Relax, take a deep breath, and imagine a world without credit ratings. Take a moment to really clear your mind of them. No more “triple A”, no more “investment grade”. In such a world, how would you calculate risk-weighted assets, the denominator of capital ratios? The Dodd-Frank Wall Street Reform and Consumer Protection Act dares to pose this question.
While Basel III has been snapping up the limelight lately, with its phase-in table and various buffers, consultation continues apace as Dodd-Frank labours through its implementation phase. The process is not unlike building a house. The legislation put the groundwork in place, there’s a blueprint, and this is the stage where we’re looking at a box of parts wondering how to start putting some of the basic plumbing together.
For example, how does one construct a “swap execution facility” (SEF)? According to ISDA, there were $464 trillion of swaps outstanding in 2009 and a SEF will be one of the places where a cleared swap is permitted to trade, so this is hardly a trivial question. In a discussion at a recent CFTC-SEC Roundtable, the debate turned to what constitutes a SEF and Jason Kastner, of the Swaps and Derivatives Markets Association, posed the question, “can you trade swaps with two paper cups and a string and carrier pigeons, or is it required that they be on a screen, an electronic screen?”
The question of credit ratings moves the entire discussion to an even more fundamental level as Section 939A of Dodd-Frank puts ratings on the prohibited materials list for the entire construction project. The Fed, OCC, FDIC, and soon-to-be-defunct OTS, are tasked with examining their use of credit ratings, removing their reliance of on them, and in so doing finding other approaches for measuring credit-worthiness. The two major potential approaches that the agencies are seeking comment on from the industry are an exposure category approach, which applies broad risk weights by the categories that an exposure falls into, and an exposure specific approach where more granular metrics, such as credit spreads, can be used.
Basel III, meanwhile, does not have ratings on the prohibited materials list. At the end of this year, revised risk weightings kick in for securitisation exposures. This particular set of edits was announced in July 2009 and for the time being it seems that the Basel Committee intends to continue relying on ratings.

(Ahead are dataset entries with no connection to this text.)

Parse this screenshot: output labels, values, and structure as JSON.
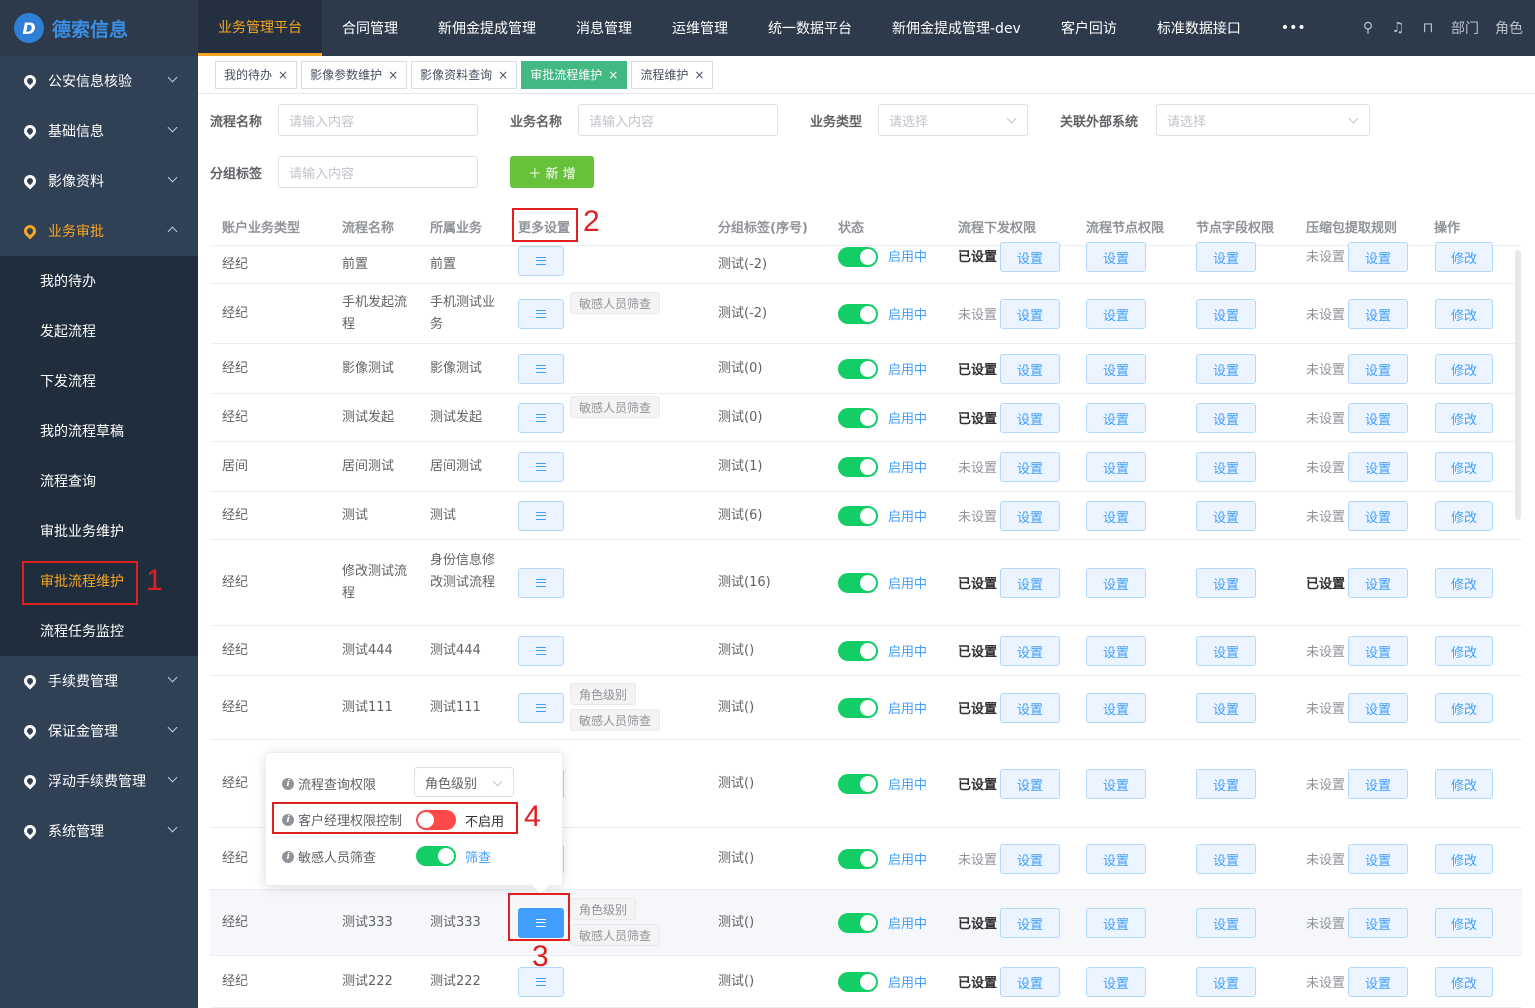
{
  "app": {
    "logo": "德索信息"
  },
  "topnav": [
    {
      "label": "业务管理平台",
      "active": true
    },
    {
      "label": "合同管理"
    },
    {
      "label": "新佣金提成管理"
    },
    {
      "label": "消息管理"
    },
    {
      "label": "运维管理"
    },
    {
      "label": "统一数据平台"
    },
    {
      "label": "新佣金提成管理-dev"
    },
    {
      "label": "客户回访"
    },
    {
      "label": "标准数据接口"
    },
    {
      "label": "•••"
    }
  ],
  "topright": {
    "dept": "部门",
    "role": "角色"
  },
  "sidebar": {
    "groups_top": [
      "公安信息核验",
      "基础信息",
      "影像资料"
    ],
    "open_group": "业务审批",
    "sub_items": [
      "我的待办",
      "发起流程",
      "下发流程",
      "我的流程草稿",
      "流程查询",
      "审批业务维护",
      "审批流程维护",
      "流程任务监控"
    ],
    "groups_bottom": [
      "手续费管理",
      "保证金管理",
      "浮动手续费管理",
      "系统管理"
    ]
  },
  "tabs": [
    {
      "label": "我的待办"
    },
    {
      "label": "影像参数维护"
    },
    {
      "label": "影像资料查询"
    },
    {
      "label": "审批流程维护",
      "active": true
    },
    {
      "label": "流程维护"
    }
  ],
  "filters": {
    "flow_name_label": "流程名称",
    "flow_name_placeholder": "请输入内容",
    "biz_name_label": "业务名称",
    "biz_name_placeholder": "请输入内容",
    "biz_type_label": "业务类型",
    "biz_type_placeholder": "请选择",
    "ext_sys_label": "关联外部系统",
    "ext_sys_placeholder": "请选择",
    "group_tag_label": "分组标签",
    "group_tag_placeholder": "请输入内容",
    "add_label": "＋ 新 增"
  },
  "table": {
    "headers": [
      "账户业务类型",
      "流程名称",
      "所属业务",
      "更多设置",
      "分组标签(序号)",
      "状态",
      "流程下发权限",
      "流程节点权限",
      "节点字段权限",
      "压缩包提取规则",
      "操作"
    ],
    "status_on": "启用中",
    "set_label": "设置",
    "edit_label": "修改",
    "perm_set": "已设置",
    "perm_unset": "未设置",
    "rows": [
      {
        "type": "经纪",
        "name": "前置",
        "biz": "前置",
        "tags": [],
        "group": "测试(-2)",
        "dispatch": "已设置",
        "zip": "未设置"
      },
      {
        "type": "经纪",
        "name": "手机发起流程",
        "biz": "手机测试业务",
        "tags": [
          "敏感人员筛查"
        ],
        "group": "测试(-2)",
        "dispatch": "未设置",
        "zip": "未设置"
      },
      {
        "type": "经纪",
        "name": "影像测试",
        "biz": "影像测试",
        "tags": [],
        "group": "测试(0)",
        "dispatch": "已设置",
        "zip": "未设置"
      },
      {
        "type": "经纪",
        "name": "测试发起",
        "biz": "测试发起",
        "tags": [
          "敏感人员筛查"
        ],
        "group": "测试(0)",
        "dispatch": "已设置",
        "zip": "未设置"
      },
      {
        "type": "居间",
        "name": "居间测试",
        "biz": "居间测试",
        "tags": [],
        "group": "测试(1)",
        "dispatch": "未设置",
        "zip": "未设置"
      },
      {
        "type": "经纪",
        "name": "测试",
        "biz": "测试",
        "tags": [],
        "group": "测试(6)",
        "dispatch": "未设置",
        "zip": "未设置"
      },
      {
        "type": "经纪",
        "name": "修改测试流程",
        "biz": "身份信息修改测试流程",
        "tags": [],
        "group": "测试(16)",
        "dispatch": "已设置",
        "zip": "已设置"
      },
      {
        "type": "经纪",
        "name": "测试444",
        "biz": "测试444",
        "tags": [],
        "group": "测试()",
        "dispatch": "已设置",
        "zip": "未设置"
      },
      {
        "type": "经纪",
        "name": "测试111",
        "biz": "测试111",
        "tags": [
          "角色级别",
          "敏感人员筛查"
        ],
        "group": "测试()",
        "dispatch": "已设置",
        "zip": "未设置"
      },
      {
        "type": "经纪",
        "name": "",
        "biz": "",
        "tags": [],
        "group": "测试()",
        "dispatch": "已设置",
        "zip": "未设置"
      },
      {
        "type": "经纪",
        "name": "",
        "biz": "",
        "tags": [],
        "group": "测试()",
        "dispatch": "未设置",
        "zip": "未设置"
      },
      {
        "type": "经纪",
        "name": "测试333",
        "biz": "测试333",
        "tags": [
          "角色级别",
          "敏感人员筛查"
        ],
        "group": "测试()",
        "dispatch": "已设置",
        "zip": "未设置"
      },
      {
        "type": "经纪",
        "name": "测试222",
        "biz": "测试222",
        "tags": [],
        "group": "测试()",
        "dispatch": "已设置",
        "zip": "未设置"
      }
    ]
  },
  "popover": {
    "query_perm_label": "流程查询权限",
    "query_perm_value": "角色级别",
    "mgr_ctrl_label": "客户经理权限控制",
    "mgr_ctrl_value": "不启用",
    "sensitive_label": "敏感人员筛查",
    "sensitive_value": "筛查"
  },
  "annotations": [
    "1",
    "2",
    "3",
    "4"
  ],
  "colors": {
    "accent": "#f5a623",
    "primary": "#409eff",
    "success": "#13ce66",
    "danger": "#ff4949",
    "annotation": "#e02020"
  }
}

Let’s go back to some of that initial blue-sky thinking though. How should creditworthiness be measured when determining the capital that financial institutions have to hold? Ratings have often been criticised for being backward-looking, based on historical scenarios which are no indication of the future, and slow to update when new information becomes available.
Frank Partnoy, a law professor at the University of San Diego and former derivatives structurer, has been arguing for over a decade that ratings-based rules should be removed. To get straight to the heart of the matter, in a reference to Constant Proportion Debt Obligations (CPDOs), those triple A-rated beasts of yore that turned out to be not-so-triple-A after all, Partnoy asked, “Does anyone believe parties paid for triple A ratings of such instruments because those ratings gave them valuable information? More likely, ratings were valuable because they permitted investors to buy something triple A-rated that paid 20 times the spread of other triple A-rated instruments.”
How investors choose to utilise credit ratings and how regulators of financial institutions integrate them into their frameworks remains, for the timing being, as two separate questions. But here and now, Section 939A marks the start of the process of disentangling ratings from the fabric of the regulatory system. Comments in response to the initial proposals by the regulators are due in by October 25, 2010.